Improve Customer Satisfaction.
Social media can be viewed as a double-edged sword in many different aspects. One aspect is in relation to when a customer publicly complains about a product or service failure on social media. When this happens, businesses are faced with a choice.
A recent study showed that 67% of customers will take to social media to try to resolve a grievance that they might have.
A business can ignore the complaint and hope it just goes away. This is not advisable. Look at what happened when United Airlines would not deal with a passenger’s broken guitar…
Instead, a business should initiate a series of response measures to potentially turn this issue or grievance into a positive PR exercise. Publicly acknowledge that there is an issue. Apologise for any potential inconvenience caused.

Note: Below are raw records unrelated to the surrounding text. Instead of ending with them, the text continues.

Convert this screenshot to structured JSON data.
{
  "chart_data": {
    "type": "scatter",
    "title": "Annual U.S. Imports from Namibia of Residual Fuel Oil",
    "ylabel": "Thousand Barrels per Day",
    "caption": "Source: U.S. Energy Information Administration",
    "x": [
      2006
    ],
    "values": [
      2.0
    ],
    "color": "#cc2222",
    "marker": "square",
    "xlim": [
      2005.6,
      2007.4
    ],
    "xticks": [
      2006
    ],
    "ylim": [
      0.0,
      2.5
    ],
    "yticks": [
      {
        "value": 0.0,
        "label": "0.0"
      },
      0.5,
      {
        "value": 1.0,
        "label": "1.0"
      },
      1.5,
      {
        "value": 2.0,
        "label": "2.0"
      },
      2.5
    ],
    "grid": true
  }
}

Then try to move the conversation into a private setting to get down to the nitty-gritty to try to come to a reasonable solution. This is a good starting point, as shown by Delta below.
73% of consumers say that a brand who positively deals with a customer service complaint made them “fall in love with that brand”.

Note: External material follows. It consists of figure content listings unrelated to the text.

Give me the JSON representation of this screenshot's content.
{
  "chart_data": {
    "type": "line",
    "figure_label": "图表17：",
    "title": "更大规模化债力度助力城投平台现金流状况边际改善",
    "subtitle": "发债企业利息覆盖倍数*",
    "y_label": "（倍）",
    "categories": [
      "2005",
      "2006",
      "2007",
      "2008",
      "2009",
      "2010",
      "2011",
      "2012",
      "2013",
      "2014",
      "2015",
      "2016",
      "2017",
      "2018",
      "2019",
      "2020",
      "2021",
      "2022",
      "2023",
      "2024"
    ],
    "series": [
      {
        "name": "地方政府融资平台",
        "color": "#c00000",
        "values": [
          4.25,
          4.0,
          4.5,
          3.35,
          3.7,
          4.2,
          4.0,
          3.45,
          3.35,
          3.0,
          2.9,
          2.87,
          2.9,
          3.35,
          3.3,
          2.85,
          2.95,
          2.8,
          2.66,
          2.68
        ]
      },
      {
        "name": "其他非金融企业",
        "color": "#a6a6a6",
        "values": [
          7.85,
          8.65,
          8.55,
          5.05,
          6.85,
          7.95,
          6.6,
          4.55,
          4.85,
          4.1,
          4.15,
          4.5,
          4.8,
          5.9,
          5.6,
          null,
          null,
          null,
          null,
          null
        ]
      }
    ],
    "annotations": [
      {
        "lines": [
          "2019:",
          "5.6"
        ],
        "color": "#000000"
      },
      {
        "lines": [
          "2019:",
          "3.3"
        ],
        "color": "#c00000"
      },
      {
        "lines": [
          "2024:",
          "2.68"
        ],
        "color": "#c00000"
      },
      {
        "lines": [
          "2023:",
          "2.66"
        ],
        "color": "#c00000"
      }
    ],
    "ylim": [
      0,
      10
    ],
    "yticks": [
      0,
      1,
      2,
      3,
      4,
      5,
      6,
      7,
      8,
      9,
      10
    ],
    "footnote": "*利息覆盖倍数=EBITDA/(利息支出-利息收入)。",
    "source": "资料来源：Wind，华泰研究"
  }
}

Foster an Online Community.
Any brand has the opportunity to foster an online community and conversation surrounding their product or service. This will appear in the form of online users who will advocate a brand out of pure brand loyalty. This is usually built-up over a period of years.

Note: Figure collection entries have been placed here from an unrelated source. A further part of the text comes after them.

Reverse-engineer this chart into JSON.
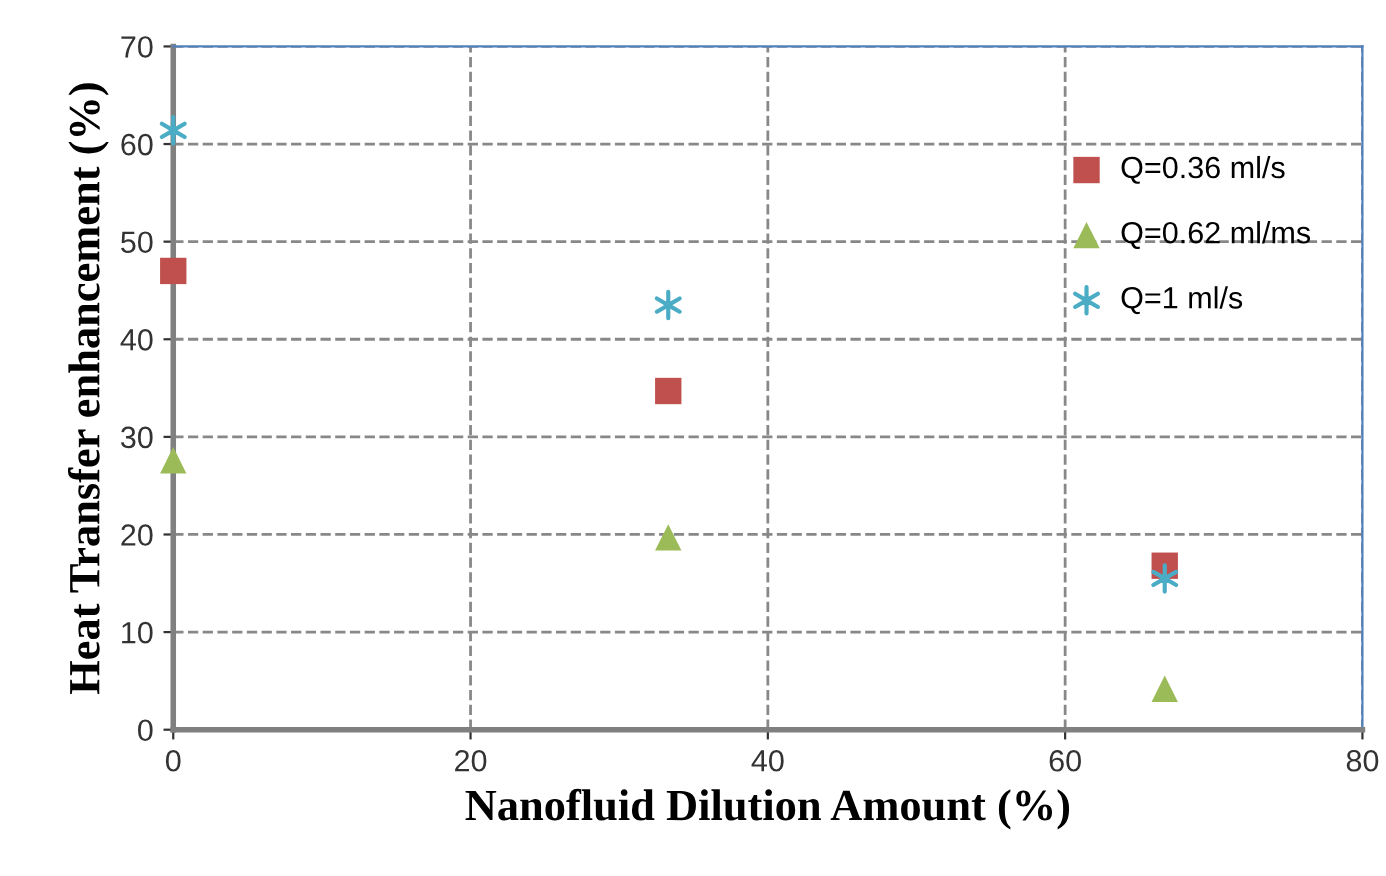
{
  "chart_data": {
    "type": "scatter",
    "xlabel": "Nanofluid Dilution Amount (%)",
    "ylabel": "Heat Transfer enhancement (%)",
    "xlim": [
      0,
      80
    ],
    "xticks": [
      0,
      20,
      40,
      60,
      80
    ],
    "ylim": [
      0,
      70
    ],
    "yticks": [
      0,
      10,
      20,
      30,
      40,
      50,
      60,
      70
    ],
    "grid": true,
    "legend": "top right",
    "series": [
      {
        "name": "Q=0.36 ml/s",
        "color": "#c0504d",
        "marker": "square",
        "x": [
          0,
          33.3,
          66.7
        ],
        "values": [
          47,
          34.7,
          16.8
        ]
      },
      {
        "name": "Q=0.62 ml/ms",
        "color": "#9bbb59",
        "marker": "triangle",
        "x": [
          0,
          33.3,
          66.7
        ],
        "values": [
          27.6,
          19.7,
          4.2
        ]
      },
      {
        "name": "Q=1 ml/s",
        "color": "#4bacc6",
        "marker": "cross",
        "x": [
          0,
          33.3,
          66.7
        ],
        "values": [
          61.4,
          43.5,
          15.5
        ]
      }
    ]
  }
}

A great example of this is the website NikeTalk. NikeTalk was created by Nike fans online in 1999 as a place where they can have meaningful conversations about the brand. Pictures are posted of the latest releases. Industry news is discussed and dissected. Honest opinions are given in relation to all things Nike.
These online communities that are loyal to a brand are potentially very useful to that brand. Nike could use NikeTalk as focus groups or as a way of soft launching a new product. These people will also be the first to let Nike know if they are not happy with any particular aspect of online activity.
If a brand begins to develop an online community like with NikeTalk, the best thing to do is leave it alone. Let it grow organically. Interact with it occasionally. And most importantly, keep a very close eye on it.
So in referencing our own 80/20 rule that we mentioned at the beginning of this blog, the four points that we have just spoken about should make up at least 80% of a brand’s social media content. These long term social media objectives should strive to;
- Build meaningful relationships with followers.
- Develop relatable and shareable content to drive organic awareness.
- Publicly improve customer satisfaction.
- Foster an online community loyal to your brand.
To Recap and Wrap-Up.
Rome was not built in a day and developing the perfect social media strategy will likely take years. As with any good strategy there should be a combination of short term and long term objectives and goals.
Yes, activities like pushing sales, driving up website traffic and creating brand awareness are important. However they should only make up a small percentage of the content that a brand puts out on social media.
Focusing on a longer term strategy and developing things like meaningful relationships with followers and improving customer satisfaction online is a lot more important to the long-term health of a business online.